- From: Martin Duerst <duerst@w3.org>
- Date: Mon, 03 Feb 2003 13:14:42 -0500
- To: www-tag@w3.org
- Cc: Michel Suignard <michelsu@microsoft.com>, www-international@w3.org
This is the text that I sent to Chris relating the
action item from the TAG, quite a while ago.
>Date: Mon, 02 Dec 2002 14:14:35 +0900
>To: Chris Lilley <chris@w3.org>
>From: Martin Duerst <duerst@w3.org>
>Subject: proposed text on IRIEverywhere-27
>Cc: w3t-archive
>
>Hello Chris,
>
>Here is some text that we may want to use for our action items.
>
>The text to put in depends on the operations the spec in question
>is doing with IRIs. At the moment, we are covering two operations,
>'equivalence' comparison (for some definition of equivalence) and
>resolution.
>
>In all cases, the proposed texts can be used more or less
>using cut-and-paste, but please check carefully to adjust
>details (wording, terms, level of detail, references)
>where necessary.
>
>
>For equality comparison, assuming %7e != %7E != ~ :
>
>In order to check whether two IRIs match according to
>this kind of equivalence, proceed according to the
>following steps:
>
>- Represent the two IRIs as a string of characters from the
> UCS (Universal Character Set, [ISO10646]/[Unicode]).

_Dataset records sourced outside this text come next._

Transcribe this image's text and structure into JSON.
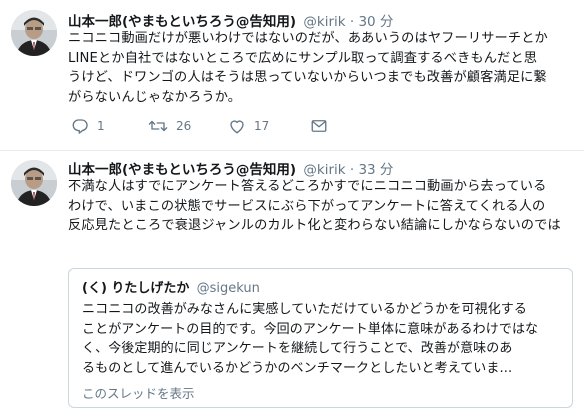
{
  "tweets": [
    {
      "name": "山本一郎(やまもといちろう@告知用)",
      "handle": "@kirik",
      "separator": "·",
      "time": "30 分",
      "lines": [
        "ニコニコ動画だけが悪いわけではないのだが、ああいうのはヤフーリサーチとか",
        "LINEとか自社ではないところで広めにサンプル取って調査するべきもんだと思",
        "うけど、ドワンゴの人はそうは思っていないからいつまでも改善が顧客満足に繋",
        "がらないんじゃなかろうか。"
      ],
      "actions": {
        "reply_count": "1",
        "retweet_count": "26",
        "like_count": "17",
        "reply_icon": "reply-icon",
        "retweet_icon": "retweet-icon",
        "like_icon": "heart-icon",
        "dm_icon": "envelope-icon"
      }
    },
    {
      "name": "山本一郎(やまもといちろう@告知用)",
      "handle": "@kirik",
      "separator": "·",
      "time": "33 分",
      "lines": [
        "不満な人はすでにアンケート答えるどころかすでにニコニコ動画から去っている",
        "わけで、いまこの状態でサービスにぶら下がってアンケートに答えてくれる人の",
        "反応見たところで衰退ジャンルのカルト化と変わらない結論にしかならないのでは"
      ],
      "quote": {
        "name": "(く) りたしげたか",
        "handle": "@sigekun",
        "lines": [
          "ニコニコの改善がみなさんに実感していただけているかどうかを可視化する",
          "ことがアンケートの目的です。今回のアンケート単体に意味があるわけではな",
          "く、今後定期的に同じアンケートを継続して行うことで、改善が意味のあ",
          "るものとして進んでいるかどうかのベンチマークとしたいと考えていま..."
        ],
        "thread_link": "このスレッドを表示"
      }
    }
  ],
  "colors": {
    "text": "#14171a",
    "muted": "#657786",
    "border": "#e6ecf0",
    "quote_border": "#ccd6dd"
  }
}
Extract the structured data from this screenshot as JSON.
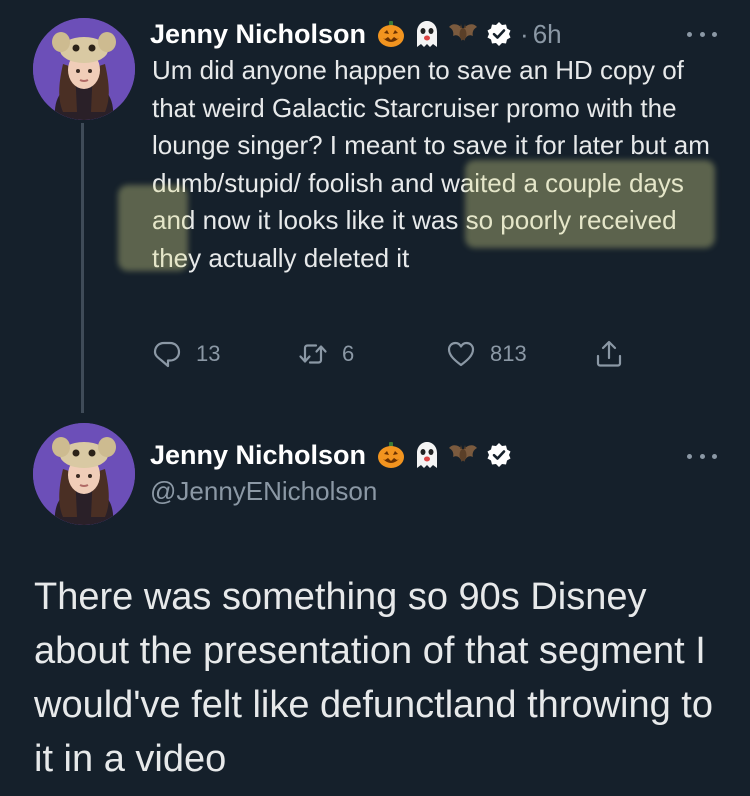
{
  "tweet1": {
    "author": {
      "display_name": "Jenny Nicholson",
      "emojis": [
        "jack-o-lantern-emoji",
        "ghost-emoji",
        "bat-emoji"
      ],
      "verified": true
    },
    "separator": "·",
    "time": "6h",
    "text": "Um did anyone happen to save an HD copy of that weird Galactic Starcruiser promo with the lounge singer? I meant to save it for later but am dumb/stupid/ foolish and waited a couple days and now it looks like it was so poorly received they actually deleted it",
    "actions": {
      "reply_count": "13",
      "retweet_count": "6",
      "like_count": "813"
    },
    "icons": [
      "reply-icon",
      "retweet-icon",
      "like-icon",
      "share-icon",
      "more-icon"
    ]
  },
  "tweet2": {
    "author": {
      "display_name": "Jenny Nicholson",
      "handle": "@JennyENicholson",
      "emojis": [
        "jack-o-lantern-emoji",
        "ghost-emoji",
        "bat-emoji"
      ],
      "verified": true
    },
    "text": "There was something so 90s Disney about the presentation of that segment I would've felt like defunctland throwing to it in a video"
  },
  "colors": {
    "background": "#15202b",
    "text": "#e7e9ea",
    "secondary": "#8b98a5",
    "thread_line": "#3f4b58",
    "highlight": "#e1e18c"
  }
}
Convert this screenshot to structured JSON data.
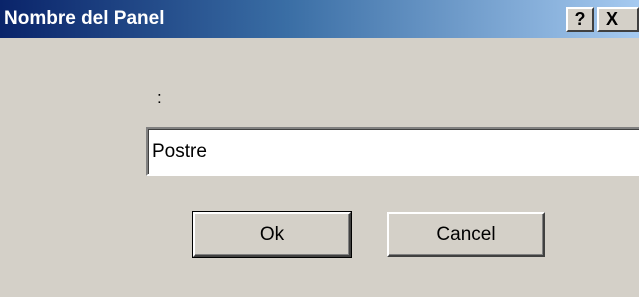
{
  "window": {
    "title": "Nombre del Panel",
    "help_button_label": "?",
    "close_button_label": "X"
  },
  "form": {
    "prompt_label": ":",
    "name_value": "Postre"
  },
  "buttons": {
    "ok_label": "Ok",
    "cancel_label": "Cancel"
  },
  "colors": {
    "title_bar_start": "#0a246a",
    "title_bar_end": "#a6caf0",
    "dialog_background": "#d4d0c8"
  }
}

> For IRIs taken from an XML document, the 'IRI as a string
> of characters' refers to the sequence of character information
> items in the infoset (i.e. after parsing). For IRIs taken
> from other contexts, define/use something similar.
>- Compare the two strings character by character (without using
> any additional equivalences, e.g. case equivalences, i.e.
> comparing codepoint-to-codepoint). If you find any difference,
> the two IRIs do not match. If you find no differences,
> the two IRIs match.
>
>
>
>For equality comparison, assuming %7e == %7E == ~ :
>
>In order to check whether two IRIs match according to
>this kind of equivalence, proceed according to the
>following steps (or any procedure that produces the
>same results):
>
>- Represent the two IRIs as a string of characters from the
> UCS (Universal Character Set, [ISO10646]/[Unicode]).
> For IRIs taken from an XML document, the 'IRI as a string
> of characters' refers to the sequence of character information
> items in the infoset (i.e. after parsing). For IRIs taken
> from other contexts, define/use something similar.
>- For each of the two strings obtained above, calculate
> an 'escaped string' as described in the following:
> - Separate the string into groups. A group consists of
> either a '%' and the following two characters (a %-group),
> or of a single character that is not part of a %-group.
> - For each group, do the following:
> - If the group is a %-group, convert all letters between
> 'A' and 'F' to their lowercase equivalents.
> - If the group is not a %-group, and if the character is
> one of the following 14 characters, then use that character
> directly: % # [ ] ; / ? : @ & = + $ ,
> (This will escape characters such as:
> SPACE, < > " { } | \ ^ `
> It currently not clear whether these will be allowed
> as parts of IRIs, but whether they get escaped or not
> will not affect the result of the comparison operation
> if they are not allowed and therefore don't appear in
> input.)
> - If the group is not a %-group, and the character is not
> listed in the previous clause, then encode the character
> into a sequence of bytes using UTF-8, and then convert
> each of these bytes into a sequence of a '%' character
> followed by two hexadecimal characters together expressing
> the hexadecimal value of the byte. Use the letters 'a' - 'f'
> (lower case).
> (Note: different ways of escaping/unescaping may be chosen
> by an implementation, but if this is done, care has to be
> taken that all different forms of escaping are mapped to
> the same output.)
> - Concatenate the result of converting each group, in the order
> of the original groups, to obtain the escaped string.
> (The escaped strings are to be used just for the comparison
> in the next step below. They may be stored to be reused in
> subsequent comparisons, but they must not be used for any
> other purpose, and must not be exposed.)
>- Compare the two escaped strings obtained in the previous
> step character by character (without using
> any additional equivalences, e.g. case equivalences, i.e.
> comparing codepoint-to-codepoint). If you find any difference,
> the two IRIs do not match. If you find no differences,
> the two IRIs match.
>
>
>- Text for resolution: to be done.
>
>
>Regards, Martin.
Received on Monday, 3 February 2003 14:13:45 UTC